Der Nürnberger Maler, Zeichner, Kupferstecher, Holzschneider und Radierer Albrecht Dürer hat es bestens
verstanden, mit Kunst Geld zu verdienen. Weil er an aufwendigen Auftragsarbeiten zu wenig verdient hat,
hat er auf Auflagen gesetzt und diese zu unterschiedlichen Preisen angeboten. Für seinen Holzschnitt „Kleine
Passion“ verlangte er einen Viertel Gulden, für die Kupferstich-Version das Achtfache.

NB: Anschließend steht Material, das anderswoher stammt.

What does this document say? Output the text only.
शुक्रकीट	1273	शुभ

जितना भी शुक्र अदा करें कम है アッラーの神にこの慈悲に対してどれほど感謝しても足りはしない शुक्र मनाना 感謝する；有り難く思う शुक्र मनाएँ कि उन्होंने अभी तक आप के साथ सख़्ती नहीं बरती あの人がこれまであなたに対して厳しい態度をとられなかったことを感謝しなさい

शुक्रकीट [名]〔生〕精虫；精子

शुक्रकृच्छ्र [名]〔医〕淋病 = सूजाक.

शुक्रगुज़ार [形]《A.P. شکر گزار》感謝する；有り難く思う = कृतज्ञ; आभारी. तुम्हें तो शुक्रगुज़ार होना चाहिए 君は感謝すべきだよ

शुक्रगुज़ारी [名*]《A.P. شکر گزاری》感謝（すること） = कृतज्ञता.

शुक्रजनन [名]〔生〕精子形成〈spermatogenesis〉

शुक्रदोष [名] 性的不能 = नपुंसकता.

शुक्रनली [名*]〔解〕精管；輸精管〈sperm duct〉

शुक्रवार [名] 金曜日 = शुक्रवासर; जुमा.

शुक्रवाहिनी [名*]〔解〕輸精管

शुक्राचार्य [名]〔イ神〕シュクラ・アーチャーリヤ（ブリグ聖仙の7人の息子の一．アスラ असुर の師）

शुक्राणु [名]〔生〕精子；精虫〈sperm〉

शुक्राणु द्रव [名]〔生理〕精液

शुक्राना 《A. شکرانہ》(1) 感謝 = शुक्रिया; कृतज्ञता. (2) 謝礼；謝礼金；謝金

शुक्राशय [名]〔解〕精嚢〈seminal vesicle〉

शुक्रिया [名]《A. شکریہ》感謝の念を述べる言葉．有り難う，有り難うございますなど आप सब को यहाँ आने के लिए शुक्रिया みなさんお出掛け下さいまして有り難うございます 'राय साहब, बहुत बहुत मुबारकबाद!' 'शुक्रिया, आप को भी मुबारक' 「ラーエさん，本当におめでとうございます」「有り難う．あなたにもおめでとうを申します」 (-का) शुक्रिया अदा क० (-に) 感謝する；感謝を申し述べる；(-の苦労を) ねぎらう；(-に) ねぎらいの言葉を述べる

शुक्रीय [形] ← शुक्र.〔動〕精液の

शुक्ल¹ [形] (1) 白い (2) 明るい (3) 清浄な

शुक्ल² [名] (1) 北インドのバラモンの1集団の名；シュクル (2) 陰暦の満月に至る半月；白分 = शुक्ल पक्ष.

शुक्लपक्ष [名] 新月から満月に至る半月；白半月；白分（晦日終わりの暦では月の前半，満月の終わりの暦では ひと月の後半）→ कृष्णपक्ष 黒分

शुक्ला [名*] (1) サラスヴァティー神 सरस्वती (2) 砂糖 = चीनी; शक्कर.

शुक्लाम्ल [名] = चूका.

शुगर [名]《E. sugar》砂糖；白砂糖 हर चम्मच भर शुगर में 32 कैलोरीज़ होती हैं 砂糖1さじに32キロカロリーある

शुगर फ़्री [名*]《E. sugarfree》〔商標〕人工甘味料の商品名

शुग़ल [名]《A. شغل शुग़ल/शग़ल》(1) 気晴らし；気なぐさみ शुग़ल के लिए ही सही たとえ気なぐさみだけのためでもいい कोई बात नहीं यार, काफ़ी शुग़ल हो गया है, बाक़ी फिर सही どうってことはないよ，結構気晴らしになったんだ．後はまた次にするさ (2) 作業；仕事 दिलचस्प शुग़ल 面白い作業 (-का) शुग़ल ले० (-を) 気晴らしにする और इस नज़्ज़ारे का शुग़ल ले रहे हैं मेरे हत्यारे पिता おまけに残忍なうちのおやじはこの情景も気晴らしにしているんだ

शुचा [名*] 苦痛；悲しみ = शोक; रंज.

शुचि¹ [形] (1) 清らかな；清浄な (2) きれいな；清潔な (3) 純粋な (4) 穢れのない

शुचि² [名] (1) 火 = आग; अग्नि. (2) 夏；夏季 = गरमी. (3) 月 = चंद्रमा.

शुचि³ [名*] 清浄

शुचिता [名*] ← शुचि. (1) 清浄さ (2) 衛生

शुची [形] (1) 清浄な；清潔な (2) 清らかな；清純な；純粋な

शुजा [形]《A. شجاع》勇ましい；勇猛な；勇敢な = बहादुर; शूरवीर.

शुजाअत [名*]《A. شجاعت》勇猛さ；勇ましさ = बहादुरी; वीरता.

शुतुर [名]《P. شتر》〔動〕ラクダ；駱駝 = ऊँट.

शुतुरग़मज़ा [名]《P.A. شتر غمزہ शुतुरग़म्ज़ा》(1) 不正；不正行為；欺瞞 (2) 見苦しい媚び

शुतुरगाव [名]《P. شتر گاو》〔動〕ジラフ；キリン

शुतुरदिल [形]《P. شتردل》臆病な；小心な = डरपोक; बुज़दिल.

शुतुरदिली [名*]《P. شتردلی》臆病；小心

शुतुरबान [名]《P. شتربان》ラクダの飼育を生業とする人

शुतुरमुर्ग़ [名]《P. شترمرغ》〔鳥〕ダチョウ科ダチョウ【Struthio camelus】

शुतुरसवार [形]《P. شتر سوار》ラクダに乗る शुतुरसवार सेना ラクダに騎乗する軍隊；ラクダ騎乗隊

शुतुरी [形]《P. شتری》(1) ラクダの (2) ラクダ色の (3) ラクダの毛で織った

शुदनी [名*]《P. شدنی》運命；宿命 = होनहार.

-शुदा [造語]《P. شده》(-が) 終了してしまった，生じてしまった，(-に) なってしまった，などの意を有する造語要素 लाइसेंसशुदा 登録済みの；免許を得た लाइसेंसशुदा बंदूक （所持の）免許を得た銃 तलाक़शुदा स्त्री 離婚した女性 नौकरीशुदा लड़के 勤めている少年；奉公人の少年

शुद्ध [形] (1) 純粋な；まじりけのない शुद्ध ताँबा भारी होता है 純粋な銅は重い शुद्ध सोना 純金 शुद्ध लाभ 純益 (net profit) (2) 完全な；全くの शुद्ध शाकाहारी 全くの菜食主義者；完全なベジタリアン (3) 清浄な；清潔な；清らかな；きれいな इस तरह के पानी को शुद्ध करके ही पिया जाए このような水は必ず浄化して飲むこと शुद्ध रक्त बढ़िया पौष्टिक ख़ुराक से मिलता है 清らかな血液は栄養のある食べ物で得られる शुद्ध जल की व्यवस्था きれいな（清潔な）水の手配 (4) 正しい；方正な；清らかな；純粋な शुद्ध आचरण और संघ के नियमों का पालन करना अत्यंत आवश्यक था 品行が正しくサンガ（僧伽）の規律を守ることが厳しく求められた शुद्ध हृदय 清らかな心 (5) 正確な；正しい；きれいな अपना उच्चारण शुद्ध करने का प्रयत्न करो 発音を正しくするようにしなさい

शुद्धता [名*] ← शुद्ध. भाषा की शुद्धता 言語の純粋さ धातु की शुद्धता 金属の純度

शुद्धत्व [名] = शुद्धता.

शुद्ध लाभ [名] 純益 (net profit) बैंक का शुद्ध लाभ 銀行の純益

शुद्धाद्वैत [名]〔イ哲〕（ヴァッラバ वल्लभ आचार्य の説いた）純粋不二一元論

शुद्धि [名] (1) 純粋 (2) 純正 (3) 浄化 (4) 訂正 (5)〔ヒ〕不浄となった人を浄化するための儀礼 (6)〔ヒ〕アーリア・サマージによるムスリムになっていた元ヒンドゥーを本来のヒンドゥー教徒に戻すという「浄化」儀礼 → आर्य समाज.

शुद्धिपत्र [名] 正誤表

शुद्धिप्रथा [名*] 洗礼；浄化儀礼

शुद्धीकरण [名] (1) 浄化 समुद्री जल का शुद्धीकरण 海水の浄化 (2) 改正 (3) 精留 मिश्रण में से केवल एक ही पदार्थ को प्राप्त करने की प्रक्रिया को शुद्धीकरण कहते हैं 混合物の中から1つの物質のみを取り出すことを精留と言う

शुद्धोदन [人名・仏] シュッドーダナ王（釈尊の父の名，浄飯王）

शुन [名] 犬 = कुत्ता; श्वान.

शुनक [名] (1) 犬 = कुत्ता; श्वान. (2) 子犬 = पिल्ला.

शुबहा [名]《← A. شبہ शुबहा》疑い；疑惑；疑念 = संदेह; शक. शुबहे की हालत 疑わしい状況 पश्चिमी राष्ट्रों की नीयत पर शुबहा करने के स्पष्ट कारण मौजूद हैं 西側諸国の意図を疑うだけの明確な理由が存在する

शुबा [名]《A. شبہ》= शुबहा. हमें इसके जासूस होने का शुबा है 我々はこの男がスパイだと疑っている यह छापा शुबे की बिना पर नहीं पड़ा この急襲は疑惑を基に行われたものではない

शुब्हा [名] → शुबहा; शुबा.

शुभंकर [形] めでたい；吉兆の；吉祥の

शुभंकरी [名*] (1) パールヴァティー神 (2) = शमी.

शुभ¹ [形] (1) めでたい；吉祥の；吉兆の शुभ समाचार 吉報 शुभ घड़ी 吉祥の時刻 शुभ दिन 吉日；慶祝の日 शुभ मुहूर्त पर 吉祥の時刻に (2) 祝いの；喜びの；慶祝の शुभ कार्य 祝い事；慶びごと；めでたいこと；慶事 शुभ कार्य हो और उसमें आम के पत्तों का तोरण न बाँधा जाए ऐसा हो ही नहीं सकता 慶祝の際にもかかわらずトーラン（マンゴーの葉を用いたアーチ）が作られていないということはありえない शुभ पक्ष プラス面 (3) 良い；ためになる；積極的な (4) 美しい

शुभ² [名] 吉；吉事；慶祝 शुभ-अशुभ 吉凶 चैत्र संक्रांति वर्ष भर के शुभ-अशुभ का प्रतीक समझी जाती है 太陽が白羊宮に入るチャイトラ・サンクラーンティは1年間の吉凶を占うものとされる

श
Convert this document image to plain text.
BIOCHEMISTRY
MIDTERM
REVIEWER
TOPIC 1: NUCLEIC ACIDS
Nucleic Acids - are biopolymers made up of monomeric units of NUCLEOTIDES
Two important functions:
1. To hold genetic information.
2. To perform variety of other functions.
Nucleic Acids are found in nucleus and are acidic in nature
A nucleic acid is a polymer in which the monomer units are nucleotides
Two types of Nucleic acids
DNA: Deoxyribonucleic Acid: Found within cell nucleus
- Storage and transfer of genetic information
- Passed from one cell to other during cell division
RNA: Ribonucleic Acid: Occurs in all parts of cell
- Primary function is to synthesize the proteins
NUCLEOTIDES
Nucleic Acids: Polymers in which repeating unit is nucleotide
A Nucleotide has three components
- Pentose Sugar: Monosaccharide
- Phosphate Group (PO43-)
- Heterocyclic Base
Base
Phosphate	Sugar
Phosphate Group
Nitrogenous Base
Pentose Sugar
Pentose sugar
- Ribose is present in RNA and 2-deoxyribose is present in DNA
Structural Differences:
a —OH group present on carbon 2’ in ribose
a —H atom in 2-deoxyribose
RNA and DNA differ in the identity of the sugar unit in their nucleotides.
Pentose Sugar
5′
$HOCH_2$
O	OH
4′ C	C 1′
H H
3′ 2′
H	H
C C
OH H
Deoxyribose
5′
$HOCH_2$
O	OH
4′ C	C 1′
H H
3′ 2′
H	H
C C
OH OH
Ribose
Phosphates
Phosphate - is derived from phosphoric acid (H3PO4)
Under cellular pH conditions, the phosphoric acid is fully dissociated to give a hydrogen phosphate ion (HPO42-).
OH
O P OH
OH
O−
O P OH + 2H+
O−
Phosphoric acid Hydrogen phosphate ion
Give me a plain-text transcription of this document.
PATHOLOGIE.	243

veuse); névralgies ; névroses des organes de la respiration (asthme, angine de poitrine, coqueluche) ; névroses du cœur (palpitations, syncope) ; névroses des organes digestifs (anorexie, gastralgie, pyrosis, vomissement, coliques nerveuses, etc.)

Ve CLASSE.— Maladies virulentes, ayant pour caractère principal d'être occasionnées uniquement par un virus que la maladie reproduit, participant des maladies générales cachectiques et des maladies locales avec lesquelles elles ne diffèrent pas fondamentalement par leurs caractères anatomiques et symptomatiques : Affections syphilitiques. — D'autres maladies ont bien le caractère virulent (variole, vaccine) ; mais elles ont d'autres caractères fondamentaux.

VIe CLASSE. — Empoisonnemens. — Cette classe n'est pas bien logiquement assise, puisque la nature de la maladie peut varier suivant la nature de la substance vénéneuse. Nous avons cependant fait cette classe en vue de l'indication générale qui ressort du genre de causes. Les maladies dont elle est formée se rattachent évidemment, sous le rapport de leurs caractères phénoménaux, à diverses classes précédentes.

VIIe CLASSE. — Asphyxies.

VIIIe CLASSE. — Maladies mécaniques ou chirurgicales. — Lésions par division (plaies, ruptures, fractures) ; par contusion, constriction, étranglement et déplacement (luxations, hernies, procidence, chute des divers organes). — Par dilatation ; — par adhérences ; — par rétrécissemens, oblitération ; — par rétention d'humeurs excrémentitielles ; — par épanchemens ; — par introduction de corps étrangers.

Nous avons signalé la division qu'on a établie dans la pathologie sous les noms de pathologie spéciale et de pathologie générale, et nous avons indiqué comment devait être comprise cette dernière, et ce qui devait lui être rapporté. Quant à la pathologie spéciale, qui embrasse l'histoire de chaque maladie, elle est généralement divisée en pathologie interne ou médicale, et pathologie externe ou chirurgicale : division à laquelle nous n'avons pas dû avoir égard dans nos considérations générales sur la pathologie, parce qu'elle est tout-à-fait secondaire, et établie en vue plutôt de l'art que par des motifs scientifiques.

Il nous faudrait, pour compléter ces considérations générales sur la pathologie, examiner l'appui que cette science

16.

Als einer der Ersten
hat er seine Grafiken systematisch mit seinem Monogramm AD gekennzeichnet, AD zum Gütezeichen
gemacht und erfolgreich dafür gestritten, dass andere Künstler es nicht unter ihre Werke setzen können. In
der Forschung wird erwogen, dass von ihm zwischen 100 000 und 200 000 Blätter im Umlauf gewesen sein
könnten. Die in Let’s buy it ! vertretenen Dürer-Holzschnitte Tempelgang Mariens, um 1503, Vertreibung
der Händler, um 1508/09, Das Letzte Abendmahl, um 1508/09 und Gefangennahme Christi, um 1509 zeigen
aber auch, dass er wusste, dass sich in der christlichen Tradition Geld und Gott ausschließen und dass Jesus
um dreißig Silberlinge verraten worden ist.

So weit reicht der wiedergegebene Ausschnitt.